Actually viewed those pages but could get an idea on how much space that equated to as new to this game.

Price would be a lot different in the two areas but would give me a starting ball park figure to play with.

I just need to sort out a few things with a mate and see what happens. Work is sketchy at the moment for some people getting redundancy offeres and being gutted.

My "role" will eventually get overtaken but not 100% on whether a redundancy package will be forthcoming or whether "other" arrangements might be made.

A nice pay out would go down a treat right now though...


----------



## The Apprentice (Nov 22, 2007)

bpsmith said:


> Cheers fella!
> 
> Actually viewed those pages but could get an idea on how much space that equated to as new to this game.
> 
> ...


oh right you wanted to know the square footage of AF's Unit, oh I did a quick search on round this area for comparison I think swanseas was £2-£4 a sqaure foot, here was ~£15 per square foot


----------



## robertdon777 (Nov 3, 2005)

Some big, hanging from the ceiling banner/pictures of nice motors will make a very impressive feature. Better than looking at a roof from a customers point of view.

think

http://www.johnmillerandpartners.co.uk/images/tbookbig.jpg

http://www.reaction-graphics.co.uk/images/art_15.jpg

but with cars on


----------



## Auto Finesse (Jan 10, 2007)

ok well its close to £300 a week around here for a place like that lads i dont pay quite as much cos im on "mates rates" but add ya rates lecky and all the other stuff and it can go well over...... but this area is expensive for every thing cos its 20mins from London has a direct train line in to london etc etc 

SQ foot i aint got a clue we got 8 cars in there the other day tho so its BIG


----------



## ianFRST (Sep 19, 2006)

any new pics then?


----------



## Auto Finesse (Jan 10, 2007)

no mate i have not been there for a while and it has a load of cars in there at the mo


----------



## fjk (Oct 13, 2006)

Thats not one of the new units on Thundrige business park is it? mate of mine looked into one of those and it was £500 000


----------



## Auto Finesse (Jan 10, 2007)

No but very close to there  the new one i WANT is down on the old wickhams site in ware near the train St, but it is stupid money and not for rent for sale depends how long its around to whether i can get it or not


----------



## Harley (Oct 19, 2006)

That is a seriously nice unit
It is good when its new you don't have to clean or paint over other peoples dirt:thumb:


----------



## bpsmith (Jul 21, 2006)

The Apprentice said:


> oh right you wanted to know the square footage of AF's Unit, oh I did a quick search on round this area for comparison I think swanseas was £2-£4 a sqaure foot, here was ~£15 per square foot


Wow! £15 per sq ft is seriously expensive!

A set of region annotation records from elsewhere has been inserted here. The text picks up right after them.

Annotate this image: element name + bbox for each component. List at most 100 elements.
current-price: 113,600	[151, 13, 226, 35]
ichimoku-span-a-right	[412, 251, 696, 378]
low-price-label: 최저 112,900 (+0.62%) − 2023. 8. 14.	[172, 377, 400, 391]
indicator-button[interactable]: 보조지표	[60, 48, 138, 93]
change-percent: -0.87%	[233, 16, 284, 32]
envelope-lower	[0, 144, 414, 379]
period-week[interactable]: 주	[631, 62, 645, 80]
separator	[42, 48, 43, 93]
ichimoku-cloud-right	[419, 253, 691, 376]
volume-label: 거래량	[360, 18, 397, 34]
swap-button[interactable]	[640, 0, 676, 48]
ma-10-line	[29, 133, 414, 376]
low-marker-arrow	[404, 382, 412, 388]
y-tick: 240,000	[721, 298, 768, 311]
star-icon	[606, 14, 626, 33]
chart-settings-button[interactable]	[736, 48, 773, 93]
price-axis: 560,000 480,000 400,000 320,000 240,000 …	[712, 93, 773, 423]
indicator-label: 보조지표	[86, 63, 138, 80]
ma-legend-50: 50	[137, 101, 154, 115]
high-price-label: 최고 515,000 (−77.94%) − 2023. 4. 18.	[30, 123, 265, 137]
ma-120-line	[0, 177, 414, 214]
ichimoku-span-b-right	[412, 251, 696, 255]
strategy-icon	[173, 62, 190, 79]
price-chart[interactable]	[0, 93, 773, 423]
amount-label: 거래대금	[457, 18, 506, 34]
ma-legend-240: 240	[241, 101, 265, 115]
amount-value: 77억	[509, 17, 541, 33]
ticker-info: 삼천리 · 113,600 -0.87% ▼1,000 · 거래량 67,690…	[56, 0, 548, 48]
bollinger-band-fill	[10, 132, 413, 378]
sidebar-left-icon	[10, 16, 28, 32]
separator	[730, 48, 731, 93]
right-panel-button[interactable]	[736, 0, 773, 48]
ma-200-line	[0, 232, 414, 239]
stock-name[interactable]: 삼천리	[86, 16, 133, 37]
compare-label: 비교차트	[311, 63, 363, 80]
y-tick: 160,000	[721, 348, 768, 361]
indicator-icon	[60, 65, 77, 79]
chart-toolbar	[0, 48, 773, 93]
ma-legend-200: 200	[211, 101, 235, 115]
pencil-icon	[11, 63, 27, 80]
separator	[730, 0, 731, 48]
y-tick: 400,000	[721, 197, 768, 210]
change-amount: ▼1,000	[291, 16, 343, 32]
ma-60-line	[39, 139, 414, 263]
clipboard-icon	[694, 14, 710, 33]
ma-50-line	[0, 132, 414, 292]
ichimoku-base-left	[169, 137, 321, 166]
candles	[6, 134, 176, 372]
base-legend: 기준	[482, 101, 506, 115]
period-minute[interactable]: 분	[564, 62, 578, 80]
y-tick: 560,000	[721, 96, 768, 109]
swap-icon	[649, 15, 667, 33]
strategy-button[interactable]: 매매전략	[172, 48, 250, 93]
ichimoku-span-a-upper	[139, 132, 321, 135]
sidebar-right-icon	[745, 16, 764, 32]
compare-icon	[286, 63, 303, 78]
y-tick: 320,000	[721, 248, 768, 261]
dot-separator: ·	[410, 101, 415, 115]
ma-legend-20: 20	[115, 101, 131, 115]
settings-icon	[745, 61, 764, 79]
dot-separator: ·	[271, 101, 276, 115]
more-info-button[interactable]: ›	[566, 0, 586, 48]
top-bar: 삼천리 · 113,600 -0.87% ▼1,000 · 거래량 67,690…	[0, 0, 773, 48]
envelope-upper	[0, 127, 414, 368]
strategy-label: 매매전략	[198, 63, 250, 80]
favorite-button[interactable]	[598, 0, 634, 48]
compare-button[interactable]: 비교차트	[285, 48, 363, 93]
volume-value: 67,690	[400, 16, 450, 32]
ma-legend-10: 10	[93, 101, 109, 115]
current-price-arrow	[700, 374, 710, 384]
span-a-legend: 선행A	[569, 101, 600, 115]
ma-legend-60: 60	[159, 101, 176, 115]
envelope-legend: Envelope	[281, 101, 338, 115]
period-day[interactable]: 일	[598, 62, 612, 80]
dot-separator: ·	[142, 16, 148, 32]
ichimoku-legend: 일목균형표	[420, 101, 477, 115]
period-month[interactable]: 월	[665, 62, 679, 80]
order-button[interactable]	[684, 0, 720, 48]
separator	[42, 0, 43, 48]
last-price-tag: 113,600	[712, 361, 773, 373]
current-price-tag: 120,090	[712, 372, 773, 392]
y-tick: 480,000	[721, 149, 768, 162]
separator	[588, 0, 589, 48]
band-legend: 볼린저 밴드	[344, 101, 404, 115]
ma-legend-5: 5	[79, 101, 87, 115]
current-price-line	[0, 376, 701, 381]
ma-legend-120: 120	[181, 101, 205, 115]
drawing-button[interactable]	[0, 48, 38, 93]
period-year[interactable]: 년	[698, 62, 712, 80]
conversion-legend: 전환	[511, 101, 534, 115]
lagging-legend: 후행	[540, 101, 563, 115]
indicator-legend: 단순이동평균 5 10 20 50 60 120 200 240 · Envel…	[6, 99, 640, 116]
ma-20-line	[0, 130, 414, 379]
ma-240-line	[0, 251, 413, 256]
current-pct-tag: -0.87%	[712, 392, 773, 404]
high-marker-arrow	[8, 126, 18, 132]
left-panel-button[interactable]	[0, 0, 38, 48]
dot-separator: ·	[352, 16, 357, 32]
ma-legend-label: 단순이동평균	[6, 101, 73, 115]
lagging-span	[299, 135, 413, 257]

I know I am new to this and so did not know what to expect but that does sound an awful lot and mean a serious business plan is required before committing to any larger size unit!

I have been finding that in Swansea it costs around £4.50 per sq ft for anything tidy and in decent, but not best, location.

There are some a little closer to where I live but the location is not amazing tbh.

Still working on it with a mate in early stages so no hurry for me yet.


----------



## Ollie_247 (Mar 18, 2007)

nice unit that umm


----------



## Auto Finesse (Jan 10, 2007)

bpsmith said:


> Wow! £15 per sq ft is seriously expensive!
> 
> I know I am new to this and so did not know what to expect but that does sound an awful lot and mean a serious business plan is required before committing to any larger size unit!
> 
> ...


yes indeed as iv said many times you need to be good with your money and have a nice safty net in this industry :thumb: but there is money to be earned if you know how to find it


----------